You shared a Wikipedia link with sources[1] (and also numerous sections and assertions in the Wikipedia article itself) showing that cats generally impact wildlife populations but came to the conclusion that they don't. Am I missing something here? Is it because you're specifically focusing on birds?

[1] https://besjournals.onlinelibrary.wiley.com/doi/full/10.1111/1365-2656.13745

5 CONCLUSIONS

Free-roaming domestic cats affect wildlife through predation, disease, hybridization, and indirect fear and competition effects. Our review highlights biases and gaps in the global literature on these impacts, including a focus on oceanic islands, Australia, Europe and North America, and on rural areas, predation, impacts of unowned cats, and impacts at population and species levels.

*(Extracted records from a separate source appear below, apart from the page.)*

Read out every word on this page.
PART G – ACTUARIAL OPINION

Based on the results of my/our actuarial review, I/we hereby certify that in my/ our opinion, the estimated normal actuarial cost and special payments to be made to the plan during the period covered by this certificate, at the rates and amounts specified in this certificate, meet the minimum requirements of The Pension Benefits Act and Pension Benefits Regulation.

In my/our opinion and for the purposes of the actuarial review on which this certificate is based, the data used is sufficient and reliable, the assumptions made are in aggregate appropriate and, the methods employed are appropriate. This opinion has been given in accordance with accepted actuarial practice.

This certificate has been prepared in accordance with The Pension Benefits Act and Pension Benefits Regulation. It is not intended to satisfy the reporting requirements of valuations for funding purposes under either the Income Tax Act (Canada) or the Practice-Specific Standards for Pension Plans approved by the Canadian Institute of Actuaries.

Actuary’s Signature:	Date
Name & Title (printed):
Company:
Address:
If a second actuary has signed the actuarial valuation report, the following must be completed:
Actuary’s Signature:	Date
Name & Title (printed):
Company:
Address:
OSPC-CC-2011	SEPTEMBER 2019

Key research advances needed to better understand cat impacts include more studies in underrepresented regions (Africa, Asia, South America), on impacts other than predation, and on management methods designed to reduce impacts. This review also supports past studies in illustrating that cats negatively affect wildlife populations and communities in most cases in which these potential impacts were evaluated

[โ€“] Lyrl@lemmy.dbzer0.com 3 points 3 weeks ago

Yes, specifically focusing on birds. That is the focus I usually see when cat hunting comes up online.

It makes sense small animals that can't fly would be easier prey - and therefore more likely to be impacted by predation - but I guess only birds are cute or something.